The use of plasma ctDNA testing in patients with suspected advanced lung cancer accelerates the time to treatment compared to standard tissue testing, according to the findings of a new study.

In a non-randomised clinical trial, researchers found that plasma ctDNA genotyping prior to a tissue diagnosis among patients with suspected advanced non-small cell lung cancer (NSCLC), enables faster access to treatment in comparison to patients who undergo standard tissue testing.

The findings, published in the journal JAMA Network Open, sought to understand the best way to integrate liquid biopsy (based on plasma ctDNA) into the diagnostic algorithm for patients newly diagnosed with advanced NSCLC.

The trial enrolled patients referred for investigation and diagnosis of lung cancer but only if they had radiologic evidence of advanced cancer prior to a tissue diagnosis. These individuals (referred to as the accelerate group) underwent plasma ctDNA testing with a next-generation sequencing assay before their lung cancer diagnosis.

The primary endpoint was the time to treatment, which the researchers defined as the time from diagnostic programme referral to systemic treatment initiation. This duration was then compared with a reference cohort of patients referred to the programme and who had standard tissue genotyping after tissue diagnosis.

Plasma ctDNA time to diagnosis

Among the 150 patients enrolled patients, who had a median age at diagnosis of 68 years (53% men), 60% had advanced non-squamous NSCLC.
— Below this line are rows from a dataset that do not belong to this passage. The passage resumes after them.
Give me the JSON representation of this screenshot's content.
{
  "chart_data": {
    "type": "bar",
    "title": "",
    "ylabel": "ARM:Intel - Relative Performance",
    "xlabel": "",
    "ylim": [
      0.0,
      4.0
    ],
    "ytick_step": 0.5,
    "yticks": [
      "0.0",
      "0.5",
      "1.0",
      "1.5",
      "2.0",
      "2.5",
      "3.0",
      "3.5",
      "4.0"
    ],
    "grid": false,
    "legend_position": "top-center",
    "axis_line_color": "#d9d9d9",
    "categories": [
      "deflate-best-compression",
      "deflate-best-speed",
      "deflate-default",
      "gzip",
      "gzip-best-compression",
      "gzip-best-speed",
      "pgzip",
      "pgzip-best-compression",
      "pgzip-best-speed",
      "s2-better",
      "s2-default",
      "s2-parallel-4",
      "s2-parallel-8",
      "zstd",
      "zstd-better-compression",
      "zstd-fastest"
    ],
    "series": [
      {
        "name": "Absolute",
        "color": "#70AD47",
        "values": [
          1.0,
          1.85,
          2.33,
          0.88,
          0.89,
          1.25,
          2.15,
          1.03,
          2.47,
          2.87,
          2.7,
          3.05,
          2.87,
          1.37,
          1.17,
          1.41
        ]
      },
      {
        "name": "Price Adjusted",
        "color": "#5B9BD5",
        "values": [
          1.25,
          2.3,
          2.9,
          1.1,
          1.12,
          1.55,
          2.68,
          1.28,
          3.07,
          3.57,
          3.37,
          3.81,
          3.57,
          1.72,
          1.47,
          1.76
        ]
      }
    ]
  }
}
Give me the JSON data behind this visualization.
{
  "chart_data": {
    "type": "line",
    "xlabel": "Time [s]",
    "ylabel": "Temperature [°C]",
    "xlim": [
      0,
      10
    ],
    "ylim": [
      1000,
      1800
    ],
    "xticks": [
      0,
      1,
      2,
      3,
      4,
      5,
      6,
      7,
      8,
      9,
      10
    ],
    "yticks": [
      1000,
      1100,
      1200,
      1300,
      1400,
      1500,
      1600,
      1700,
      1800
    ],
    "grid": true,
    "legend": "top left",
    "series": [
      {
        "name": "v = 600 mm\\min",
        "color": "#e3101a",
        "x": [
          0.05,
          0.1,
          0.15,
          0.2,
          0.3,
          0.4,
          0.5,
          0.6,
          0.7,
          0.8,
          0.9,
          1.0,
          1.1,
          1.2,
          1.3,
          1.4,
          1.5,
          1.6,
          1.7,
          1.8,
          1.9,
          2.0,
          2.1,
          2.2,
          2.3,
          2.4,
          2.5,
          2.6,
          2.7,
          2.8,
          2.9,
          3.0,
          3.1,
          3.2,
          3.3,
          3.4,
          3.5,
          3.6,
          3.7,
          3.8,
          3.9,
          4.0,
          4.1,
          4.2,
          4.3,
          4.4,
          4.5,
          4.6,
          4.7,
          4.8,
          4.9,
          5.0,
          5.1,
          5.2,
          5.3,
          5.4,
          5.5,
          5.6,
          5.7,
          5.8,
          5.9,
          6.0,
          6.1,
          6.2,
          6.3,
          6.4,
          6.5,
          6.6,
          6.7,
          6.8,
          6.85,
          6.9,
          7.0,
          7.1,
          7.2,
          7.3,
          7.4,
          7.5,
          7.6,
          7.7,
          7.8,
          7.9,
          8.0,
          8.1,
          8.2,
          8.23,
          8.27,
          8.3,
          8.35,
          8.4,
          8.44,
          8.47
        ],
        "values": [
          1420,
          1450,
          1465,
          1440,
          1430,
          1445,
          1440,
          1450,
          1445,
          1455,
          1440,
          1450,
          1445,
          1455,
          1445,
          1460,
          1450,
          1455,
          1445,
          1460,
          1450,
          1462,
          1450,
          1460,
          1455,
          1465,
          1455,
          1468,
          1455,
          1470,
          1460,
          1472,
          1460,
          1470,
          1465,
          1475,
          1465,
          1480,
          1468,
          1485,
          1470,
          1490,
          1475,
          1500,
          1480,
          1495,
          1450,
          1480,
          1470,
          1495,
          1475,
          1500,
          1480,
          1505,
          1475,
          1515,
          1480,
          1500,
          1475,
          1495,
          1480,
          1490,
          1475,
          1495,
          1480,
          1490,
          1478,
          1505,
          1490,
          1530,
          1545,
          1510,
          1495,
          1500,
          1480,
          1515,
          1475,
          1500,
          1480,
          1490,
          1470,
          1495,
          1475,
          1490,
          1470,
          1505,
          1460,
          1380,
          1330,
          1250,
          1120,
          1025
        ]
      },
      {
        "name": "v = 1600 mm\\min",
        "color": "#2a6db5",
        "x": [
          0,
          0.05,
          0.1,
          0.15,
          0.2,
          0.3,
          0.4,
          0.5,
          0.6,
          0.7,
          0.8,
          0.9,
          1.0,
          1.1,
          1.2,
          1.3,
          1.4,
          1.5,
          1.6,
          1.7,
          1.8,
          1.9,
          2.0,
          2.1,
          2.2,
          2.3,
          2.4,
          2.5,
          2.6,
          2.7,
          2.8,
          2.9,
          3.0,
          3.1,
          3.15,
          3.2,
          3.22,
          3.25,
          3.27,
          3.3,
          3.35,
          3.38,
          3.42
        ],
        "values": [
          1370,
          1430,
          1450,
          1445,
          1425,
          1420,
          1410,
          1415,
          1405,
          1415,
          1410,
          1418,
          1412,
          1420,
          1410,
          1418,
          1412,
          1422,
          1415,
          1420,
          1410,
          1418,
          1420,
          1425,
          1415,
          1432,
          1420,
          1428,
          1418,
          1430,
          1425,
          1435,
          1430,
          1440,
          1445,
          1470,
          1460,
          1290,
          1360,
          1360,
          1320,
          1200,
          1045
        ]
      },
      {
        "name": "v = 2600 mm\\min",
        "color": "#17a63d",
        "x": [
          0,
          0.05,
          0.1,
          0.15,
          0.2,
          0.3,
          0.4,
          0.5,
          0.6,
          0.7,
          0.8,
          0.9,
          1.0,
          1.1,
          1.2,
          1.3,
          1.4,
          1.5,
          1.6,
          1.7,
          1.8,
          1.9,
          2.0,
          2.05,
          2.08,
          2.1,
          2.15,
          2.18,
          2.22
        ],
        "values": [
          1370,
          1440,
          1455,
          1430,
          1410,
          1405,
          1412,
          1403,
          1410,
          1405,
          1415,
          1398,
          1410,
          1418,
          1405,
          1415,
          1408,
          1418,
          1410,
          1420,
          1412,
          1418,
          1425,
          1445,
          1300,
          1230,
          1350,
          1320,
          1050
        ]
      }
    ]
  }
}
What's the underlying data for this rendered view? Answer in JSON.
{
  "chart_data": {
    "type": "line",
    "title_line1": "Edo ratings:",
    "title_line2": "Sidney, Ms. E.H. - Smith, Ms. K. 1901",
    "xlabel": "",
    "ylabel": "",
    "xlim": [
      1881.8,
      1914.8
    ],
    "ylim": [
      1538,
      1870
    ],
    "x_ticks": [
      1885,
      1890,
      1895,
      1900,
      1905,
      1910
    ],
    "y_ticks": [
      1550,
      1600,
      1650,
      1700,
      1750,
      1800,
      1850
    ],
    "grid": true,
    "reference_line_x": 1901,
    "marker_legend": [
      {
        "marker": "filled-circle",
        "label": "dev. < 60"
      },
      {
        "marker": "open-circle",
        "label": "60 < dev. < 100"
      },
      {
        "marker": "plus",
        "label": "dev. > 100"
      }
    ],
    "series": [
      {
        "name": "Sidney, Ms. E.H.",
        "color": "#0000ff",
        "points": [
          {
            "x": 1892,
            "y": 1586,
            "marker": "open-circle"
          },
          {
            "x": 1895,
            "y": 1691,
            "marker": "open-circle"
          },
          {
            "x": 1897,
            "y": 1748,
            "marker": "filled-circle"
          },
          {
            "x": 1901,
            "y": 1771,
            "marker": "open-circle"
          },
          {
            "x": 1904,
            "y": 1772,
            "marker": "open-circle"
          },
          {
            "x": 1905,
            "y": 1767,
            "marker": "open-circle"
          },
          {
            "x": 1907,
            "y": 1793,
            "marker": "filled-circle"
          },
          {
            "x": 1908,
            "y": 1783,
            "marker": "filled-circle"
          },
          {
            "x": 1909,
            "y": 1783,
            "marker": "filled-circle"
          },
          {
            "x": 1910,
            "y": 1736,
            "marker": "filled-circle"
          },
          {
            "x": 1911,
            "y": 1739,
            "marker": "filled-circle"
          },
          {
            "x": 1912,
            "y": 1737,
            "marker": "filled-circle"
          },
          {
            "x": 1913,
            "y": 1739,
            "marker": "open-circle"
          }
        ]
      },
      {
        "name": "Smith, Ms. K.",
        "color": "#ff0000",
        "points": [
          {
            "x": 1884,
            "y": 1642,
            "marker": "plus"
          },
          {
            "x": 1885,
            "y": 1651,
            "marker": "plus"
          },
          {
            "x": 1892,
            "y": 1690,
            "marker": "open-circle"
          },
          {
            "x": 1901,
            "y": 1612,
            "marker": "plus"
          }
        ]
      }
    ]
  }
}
In patients assigned to the accelerate group, the median time to treatment was significantly shorter at 39 days compared to 62 days for the reference cohort (p < 0.001). In addition, the the median turnaround time from sample collection to genotyping results was only seven days for the accelerate group but 23 days for the reference group (p < 0.001).

The researchers suggested that complementing standard tissue testing with plasma ctDNA testing before diagnosis could increase access to precision medicine and may improve patient outcomes.

Nevertheless, they cautioned that the impact of this novel approach on clinically meaningful outcomes, such as quality of life, survival and cost-effectiveness, needs to be demonstrated.